Les semaines suivantes. Lily apprend, ce qu’elle n’a pas appris chez Ken… faire sauter une porte, blindée ou pas, une bagnole, bidouiller une centrale de relais, rouler jusqu’à l’abri le plus proche quand une balle vient de défoncer ton gilet pare-balle ; pas seulement pour faire le mariole mais pour éviter d’en prendre une autre là où ça ferait encore plus mal ; Parce que oui, ça fait quand même très mal. Pratiquer le maniement des armes lourdes, en rafales, au coup par coup sans reculer de trois mètres à chaque fois… Oui, c’est aussi une fâcheuse tendance de ce genre de farce et attrape dans les mains des petits modèles comme Lily… Les sauts, escalades, rappels… etc…

Le capitaine B. ne compte cependant pas intégrer Lily dans un escadron d’intervention ; il la destine au renseignement. La formation achevée, Lily trouve un arrangement avec le gérant de la Pharmacie. Elle ne lui cache pas la raison de sa demande. Le vieux pharmacien, n’en croit pas ses oreilles, veut « en être » à tout prix, aménage le planning au mieux ! Lily viendra travailler quand elle n’est pas en mission ! « Vive la France libre ! », « les français parlent aux français ! » Le vieux patriote revit sa jeunesse sans dissimuler son enthousiasme !!!

Lily continue à fréquenter régulièrement le stand de tir de l’avenue Foch. Le Capitaine B. lui a obtenu une carte à l’année. Elle n’a plus besoin d’être accompagnée. Le moniteur de tir qui lui a jadis conseillé de laisser la frime à d’autres, la trouve très douée, l’aide de son mieux à s’améliorer encore à l’arme de poing.
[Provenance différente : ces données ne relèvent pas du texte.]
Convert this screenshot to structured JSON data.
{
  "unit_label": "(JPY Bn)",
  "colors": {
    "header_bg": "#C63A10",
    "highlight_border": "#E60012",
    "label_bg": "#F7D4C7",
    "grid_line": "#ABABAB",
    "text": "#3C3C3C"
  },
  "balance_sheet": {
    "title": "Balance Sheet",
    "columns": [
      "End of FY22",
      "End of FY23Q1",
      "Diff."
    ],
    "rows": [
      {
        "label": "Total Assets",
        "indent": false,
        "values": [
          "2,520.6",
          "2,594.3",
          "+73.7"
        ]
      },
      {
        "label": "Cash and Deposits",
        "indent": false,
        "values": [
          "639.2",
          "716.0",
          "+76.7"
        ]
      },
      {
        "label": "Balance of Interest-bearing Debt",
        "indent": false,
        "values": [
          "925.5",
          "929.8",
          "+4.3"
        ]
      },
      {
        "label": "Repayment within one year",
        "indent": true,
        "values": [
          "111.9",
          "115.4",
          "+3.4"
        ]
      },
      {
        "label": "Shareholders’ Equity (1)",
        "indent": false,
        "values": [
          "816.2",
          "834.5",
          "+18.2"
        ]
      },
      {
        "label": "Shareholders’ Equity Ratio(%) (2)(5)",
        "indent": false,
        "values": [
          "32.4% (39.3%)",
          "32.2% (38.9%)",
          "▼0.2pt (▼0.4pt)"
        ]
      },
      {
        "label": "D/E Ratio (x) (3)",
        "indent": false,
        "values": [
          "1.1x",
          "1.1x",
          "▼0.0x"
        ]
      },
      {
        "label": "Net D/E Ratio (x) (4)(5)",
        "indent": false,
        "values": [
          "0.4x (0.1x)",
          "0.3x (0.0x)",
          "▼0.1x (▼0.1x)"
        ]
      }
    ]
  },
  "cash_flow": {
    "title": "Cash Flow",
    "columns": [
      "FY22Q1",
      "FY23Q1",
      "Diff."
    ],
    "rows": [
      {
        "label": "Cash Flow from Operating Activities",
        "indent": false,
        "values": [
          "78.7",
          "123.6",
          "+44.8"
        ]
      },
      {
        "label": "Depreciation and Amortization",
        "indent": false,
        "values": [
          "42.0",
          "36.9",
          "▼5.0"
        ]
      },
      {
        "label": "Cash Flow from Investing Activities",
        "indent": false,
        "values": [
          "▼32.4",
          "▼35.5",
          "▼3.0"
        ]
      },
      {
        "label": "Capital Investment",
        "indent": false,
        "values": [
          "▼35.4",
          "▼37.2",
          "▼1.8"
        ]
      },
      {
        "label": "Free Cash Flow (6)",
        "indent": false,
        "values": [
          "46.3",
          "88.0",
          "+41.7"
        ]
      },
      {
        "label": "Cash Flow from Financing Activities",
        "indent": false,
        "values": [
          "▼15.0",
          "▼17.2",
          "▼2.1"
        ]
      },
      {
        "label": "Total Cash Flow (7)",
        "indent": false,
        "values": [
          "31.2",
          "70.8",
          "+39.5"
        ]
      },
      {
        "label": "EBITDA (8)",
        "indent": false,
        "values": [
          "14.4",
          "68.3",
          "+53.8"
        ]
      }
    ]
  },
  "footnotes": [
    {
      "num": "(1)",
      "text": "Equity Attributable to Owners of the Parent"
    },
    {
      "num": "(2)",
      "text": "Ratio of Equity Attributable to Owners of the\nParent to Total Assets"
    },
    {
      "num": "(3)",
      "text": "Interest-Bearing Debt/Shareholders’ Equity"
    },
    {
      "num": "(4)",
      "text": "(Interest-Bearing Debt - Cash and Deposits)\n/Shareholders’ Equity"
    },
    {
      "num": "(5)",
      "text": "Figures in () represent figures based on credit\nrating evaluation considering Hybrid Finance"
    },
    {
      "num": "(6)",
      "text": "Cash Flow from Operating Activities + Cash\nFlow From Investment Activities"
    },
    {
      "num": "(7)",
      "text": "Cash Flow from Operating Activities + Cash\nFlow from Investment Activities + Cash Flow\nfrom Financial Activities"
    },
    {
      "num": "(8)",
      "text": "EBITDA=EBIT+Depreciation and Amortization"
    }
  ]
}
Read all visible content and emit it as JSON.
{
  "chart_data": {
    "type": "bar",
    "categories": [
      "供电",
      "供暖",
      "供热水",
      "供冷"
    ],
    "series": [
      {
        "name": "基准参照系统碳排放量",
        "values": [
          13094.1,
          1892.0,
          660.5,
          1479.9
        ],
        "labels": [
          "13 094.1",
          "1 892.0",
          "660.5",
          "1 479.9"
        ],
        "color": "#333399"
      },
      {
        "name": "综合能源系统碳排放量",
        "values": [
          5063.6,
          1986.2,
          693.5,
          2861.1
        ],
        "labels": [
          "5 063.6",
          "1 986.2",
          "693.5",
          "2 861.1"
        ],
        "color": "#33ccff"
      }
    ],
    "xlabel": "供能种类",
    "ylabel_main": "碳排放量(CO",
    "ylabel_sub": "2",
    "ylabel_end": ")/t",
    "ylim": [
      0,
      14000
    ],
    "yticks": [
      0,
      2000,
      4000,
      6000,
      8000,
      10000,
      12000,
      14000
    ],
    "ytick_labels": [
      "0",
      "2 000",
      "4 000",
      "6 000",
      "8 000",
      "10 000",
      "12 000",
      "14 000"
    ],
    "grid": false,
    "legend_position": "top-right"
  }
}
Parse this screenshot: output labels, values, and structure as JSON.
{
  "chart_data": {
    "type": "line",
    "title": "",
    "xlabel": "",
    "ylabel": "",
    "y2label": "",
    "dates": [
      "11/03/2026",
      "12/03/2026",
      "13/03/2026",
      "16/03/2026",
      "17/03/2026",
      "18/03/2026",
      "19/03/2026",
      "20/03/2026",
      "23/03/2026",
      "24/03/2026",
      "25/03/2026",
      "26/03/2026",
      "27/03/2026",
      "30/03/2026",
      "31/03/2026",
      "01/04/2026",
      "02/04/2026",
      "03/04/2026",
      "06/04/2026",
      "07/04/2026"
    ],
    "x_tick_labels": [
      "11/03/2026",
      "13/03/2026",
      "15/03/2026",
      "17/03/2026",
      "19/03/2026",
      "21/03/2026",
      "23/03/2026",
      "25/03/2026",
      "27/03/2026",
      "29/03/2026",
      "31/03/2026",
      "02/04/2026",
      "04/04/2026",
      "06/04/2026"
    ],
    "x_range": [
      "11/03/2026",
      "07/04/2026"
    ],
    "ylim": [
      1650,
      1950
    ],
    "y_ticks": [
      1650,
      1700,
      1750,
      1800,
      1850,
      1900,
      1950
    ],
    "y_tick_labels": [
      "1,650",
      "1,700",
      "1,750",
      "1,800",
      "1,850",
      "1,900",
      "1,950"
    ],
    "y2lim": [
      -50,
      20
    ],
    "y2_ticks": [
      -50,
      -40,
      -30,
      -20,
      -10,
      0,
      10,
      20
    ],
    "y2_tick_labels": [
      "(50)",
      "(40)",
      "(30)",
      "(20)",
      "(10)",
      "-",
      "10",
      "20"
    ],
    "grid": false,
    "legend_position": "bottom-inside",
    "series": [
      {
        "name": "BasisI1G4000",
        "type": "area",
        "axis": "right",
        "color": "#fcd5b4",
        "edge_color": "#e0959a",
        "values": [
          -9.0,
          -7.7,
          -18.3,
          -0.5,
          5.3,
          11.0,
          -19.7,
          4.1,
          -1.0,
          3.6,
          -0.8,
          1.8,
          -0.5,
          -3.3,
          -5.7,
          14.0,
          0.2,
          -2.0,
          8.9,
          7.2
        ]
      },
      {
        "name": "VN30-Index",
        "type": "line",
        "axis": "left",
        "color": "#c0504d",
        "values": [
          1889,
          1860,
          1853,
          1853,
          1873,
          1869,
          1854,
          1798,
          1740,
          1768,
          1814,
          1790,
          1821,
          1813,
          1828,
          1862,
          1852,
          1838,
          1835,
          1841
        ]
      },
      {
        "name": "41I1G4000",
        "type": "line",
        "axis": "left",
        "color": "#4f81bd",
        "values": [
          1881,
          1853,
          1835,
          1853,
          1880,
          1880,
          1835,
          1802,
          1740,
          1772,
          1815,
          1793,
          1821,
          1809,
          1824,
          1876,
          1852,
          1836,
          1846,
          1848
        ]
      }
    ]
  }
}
Lui est là depuis des années, connait les ficelles. Un soir il présente à Lily les frères M. (pas de Michel là-dessous, heureusement). Ils tirent bien, mais Lily tire mieux. Les deux frères lui proposent de travailler pour eux comme garde du corps. Lily temporise, sonde le vieil instructeur en aparté.

- D’où Ils sortent ces types ? De qui ils ont besoin de se protéger ?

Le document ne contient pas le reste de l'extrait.